Mozambique could be redrawing the borders of its conservation areas

A new technical commission will address the complex process of balancing conservation with community, a key element for long-term success
  • A mix of government representatives and technical experts will spend the next year carefully assessing conservation areas

ARTICLE BY

PUBLISHED

ARTICLE BY

PUBLISHED

A newly established technical commission will tackle resizing Mozambique’s conservation areas, aiming to balance conservation goals with community development, reports local news outlet Club of Mozambique.

Back in March, the director-general of Mozambique’s conservation agency Administração Nacional das Áreas de Conservação (ANAC) reflected on how the greatest challenge facing conservation efforts had shifted from a decade ago. Where monitoring illegal natural resource exploitation activities dominated their work then, now the priority is to ensure that the benefits of conservation are shared with local communities.

The Technical Commission for the Resizing of Conservation Areas (known by its Portuguese initials CTRAC), established in mid-October, aims to help with that by establishing “a balance between the conservation of biological diversity and human development.” It will “coordinate and provide technical and institutional support to the government in the process of resizing existing conservation areas in the national territory,” with an initial mandate of one year to carry out its work.

[See more: Mozambique announces first elephant survey in seven years]

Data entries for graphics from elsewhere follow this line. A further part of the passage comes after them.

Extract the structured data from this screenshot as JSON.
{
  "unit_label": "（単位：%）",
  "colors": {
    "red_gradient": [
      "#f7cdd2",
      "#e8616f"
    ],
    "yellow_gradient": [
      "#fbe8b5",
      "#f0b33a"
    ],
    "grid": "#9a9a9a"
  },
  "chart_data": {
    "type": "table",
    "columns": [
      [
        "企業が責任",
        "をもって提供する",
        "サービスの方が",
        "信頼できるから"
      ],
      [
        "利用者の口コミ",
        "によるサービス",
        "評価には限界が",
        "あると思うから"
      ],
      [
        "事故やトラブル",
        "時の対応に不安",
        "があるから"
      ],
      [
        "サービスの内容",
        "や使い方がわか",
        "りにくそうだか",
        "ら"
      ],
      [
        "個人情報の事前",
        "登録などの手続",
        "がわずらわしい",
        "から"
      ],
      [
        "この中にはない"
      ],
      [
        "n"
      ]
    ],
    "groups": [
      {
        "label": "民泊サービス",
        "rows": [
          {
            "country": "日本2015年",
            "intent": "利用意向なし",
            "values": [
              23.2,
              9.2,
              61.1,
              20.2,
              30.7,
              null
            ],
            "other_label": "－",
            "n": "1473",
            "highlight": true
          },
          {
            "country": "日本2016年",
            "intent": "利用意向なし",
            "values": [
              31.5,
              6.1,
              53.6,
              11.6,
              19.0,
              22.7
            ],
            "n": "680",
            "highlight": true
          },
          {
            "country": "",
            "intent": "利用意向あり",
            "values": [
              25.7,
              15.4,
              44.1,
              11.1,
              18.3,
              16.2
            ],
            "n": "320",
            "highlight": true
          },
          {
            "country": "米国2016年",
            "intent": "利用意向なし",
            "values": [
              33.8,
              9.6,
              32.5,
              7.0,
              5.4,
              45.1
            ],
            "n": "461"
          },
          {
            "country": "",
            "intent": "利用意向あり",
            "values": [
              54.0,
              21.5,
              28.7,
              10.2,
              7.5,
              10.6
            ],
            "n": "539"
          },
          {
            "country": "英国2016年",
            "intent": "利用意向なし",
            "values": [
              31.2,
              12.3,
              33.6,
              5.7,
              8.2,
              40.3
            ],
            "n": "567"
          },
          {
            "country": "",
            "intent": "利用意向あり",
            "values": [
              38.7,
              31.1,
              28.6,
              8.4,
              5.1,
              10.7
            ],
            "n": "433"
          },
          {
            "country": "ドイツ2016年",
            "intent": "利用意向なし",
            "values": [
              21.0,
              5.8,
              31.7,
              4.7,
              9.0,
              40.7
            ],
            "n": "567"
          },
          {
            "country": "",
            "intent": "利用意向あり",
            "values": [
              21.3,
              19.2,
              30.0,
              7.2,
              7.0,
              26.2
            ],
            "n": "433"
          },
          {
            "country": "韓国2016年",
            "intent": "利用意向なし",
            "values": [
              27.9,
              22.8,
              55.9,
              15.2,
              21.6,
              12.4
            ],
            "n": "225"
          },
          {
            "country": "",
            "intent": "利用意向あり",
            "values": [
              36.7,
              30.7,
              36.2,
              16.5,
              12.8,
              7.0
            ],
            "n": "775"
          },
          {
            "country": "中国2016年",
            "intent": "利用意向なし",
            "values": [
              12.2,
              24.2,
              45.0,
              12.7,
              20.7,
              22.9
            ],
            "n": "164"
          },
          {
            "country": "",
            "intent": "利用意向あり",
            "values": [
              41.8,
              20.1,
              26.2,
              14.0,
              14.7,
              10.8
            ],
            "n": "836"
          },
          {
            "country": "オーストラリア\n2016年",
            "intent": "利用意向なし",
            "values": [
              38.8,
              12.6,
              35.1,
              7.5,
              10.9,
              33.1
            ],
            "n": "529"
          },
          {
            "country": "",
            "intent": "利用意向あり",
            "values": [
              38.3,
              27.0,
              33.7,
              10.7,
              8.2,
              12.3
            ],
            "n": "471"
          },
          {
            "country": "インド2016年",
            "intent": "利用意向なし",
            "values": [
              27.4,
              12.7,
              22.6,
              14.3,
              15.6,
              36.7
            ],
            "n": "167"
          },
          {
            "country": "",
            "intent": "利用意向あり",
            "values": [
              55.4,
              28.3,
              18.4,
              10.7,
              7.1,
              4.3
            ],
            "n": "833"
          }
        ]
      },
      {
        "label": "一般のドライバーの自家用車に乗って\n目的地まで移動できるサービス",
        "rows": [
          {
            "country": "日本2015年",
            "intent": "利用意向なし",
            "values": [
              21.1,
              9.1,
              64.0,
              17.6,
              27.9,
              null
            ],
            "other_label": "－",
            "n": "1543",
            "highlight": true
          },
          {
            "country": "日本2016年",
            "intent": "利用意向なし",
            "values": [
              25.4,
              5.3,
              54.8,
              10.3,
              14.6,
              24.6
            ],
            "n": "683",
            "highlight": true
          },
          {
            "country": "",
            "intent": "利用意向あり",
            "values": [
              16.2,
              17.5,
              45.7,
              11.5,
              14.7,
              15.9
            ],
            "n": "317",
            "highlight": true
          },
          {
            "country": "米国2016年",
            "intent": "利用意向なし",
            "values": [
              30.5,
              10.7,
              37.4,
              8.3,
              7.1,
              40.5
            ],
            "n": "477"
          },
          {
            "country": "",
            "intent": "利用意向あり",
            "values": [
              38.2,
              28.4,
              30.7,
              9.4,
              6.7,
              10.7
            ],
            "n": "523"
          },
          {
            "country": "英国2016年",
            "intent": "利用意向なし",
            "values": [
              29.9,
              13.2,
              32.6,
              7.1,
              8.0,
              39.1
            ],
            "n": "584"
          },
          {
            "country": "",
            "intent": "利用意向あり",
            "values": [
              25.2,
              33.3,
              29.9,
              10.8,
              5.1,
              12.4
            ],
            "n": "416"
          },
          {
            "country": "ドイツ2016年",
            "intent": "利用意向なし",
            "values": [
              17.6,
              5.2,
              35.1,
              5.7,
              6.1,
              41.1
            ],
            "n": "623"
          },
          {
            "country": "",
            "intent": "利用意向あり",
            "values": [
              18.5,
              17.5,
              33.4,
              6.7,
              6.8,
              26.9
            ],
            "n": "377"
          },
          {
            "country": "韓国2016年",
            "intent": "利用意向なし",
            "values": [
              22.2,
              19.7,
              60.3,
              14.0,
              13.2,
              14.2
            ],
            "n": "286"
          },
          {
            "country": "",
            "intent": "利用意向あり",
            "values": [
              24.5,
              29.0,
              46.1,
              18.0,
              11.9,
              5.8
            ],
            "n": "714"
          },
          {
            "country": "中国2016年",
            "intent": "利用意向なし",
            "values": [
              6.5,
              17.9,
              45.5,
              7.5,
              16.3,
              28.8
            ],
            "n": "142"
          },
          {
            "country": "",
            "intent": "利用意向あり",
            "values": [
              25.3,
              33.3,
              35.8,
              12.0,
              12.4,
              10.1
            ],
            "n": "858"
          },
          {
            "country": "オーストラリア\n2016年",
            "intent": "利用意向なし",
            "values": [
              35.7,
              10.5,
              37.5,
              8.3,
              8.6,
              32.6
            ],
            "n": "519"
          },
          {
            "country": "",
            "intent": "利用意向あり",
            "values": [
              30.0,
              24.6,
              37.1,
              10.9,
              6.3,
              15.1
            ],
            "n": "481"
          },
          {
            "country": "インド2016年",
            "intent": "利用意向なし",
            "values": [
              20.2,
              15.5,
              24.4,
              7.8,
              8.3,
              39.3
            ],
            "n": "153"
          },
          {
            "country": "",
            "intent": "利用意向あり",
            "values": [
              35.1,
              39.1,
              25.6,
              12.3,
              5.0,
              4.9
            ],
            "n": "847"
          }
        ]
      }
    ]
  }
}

Mozambique’s conservation areas cover more than a quarter of its territory, comprising 19 national parks and reserves, 20 coutadas (hunting areas) and a variety of other categories of land. CTRAC will have the authority to conduct a technical and legal survey of the current conservation areas, identify overlaps and conflicts with community use, development projects, or zones of public interest, and propose new boundaries and management categories for these areas.

Representatives from ANAC and nine other government agencies, as well as two independent specialists in ecology and spatial planning will be included in the technical commission. CTRAC is expected to engage the public through consultation, hearing and dissemination regarding the resizing process and alternation of boundaries, as well coordinate and monitor the process, assessing the resizing proposals to be submitted to the Council of Ministers for approval.

ANAC also launched a recruitment effort in September seeking 351 forest rangers for eight protected parks and reserves in Mozambique. Rangers play a critical role in conservation, engaging with local leaders and educating the community, in addition to patrolling the landscape and monitoring wildlife. Limpopo National Park (Gaza), part of a massive transfrontier park stretching into neighbouring South Africa and Zimbabwe, has the highest number of vacancies at 102. Maputo National Park (Maputo), newly inscribed as a World Heritage site, has the second highest at 77.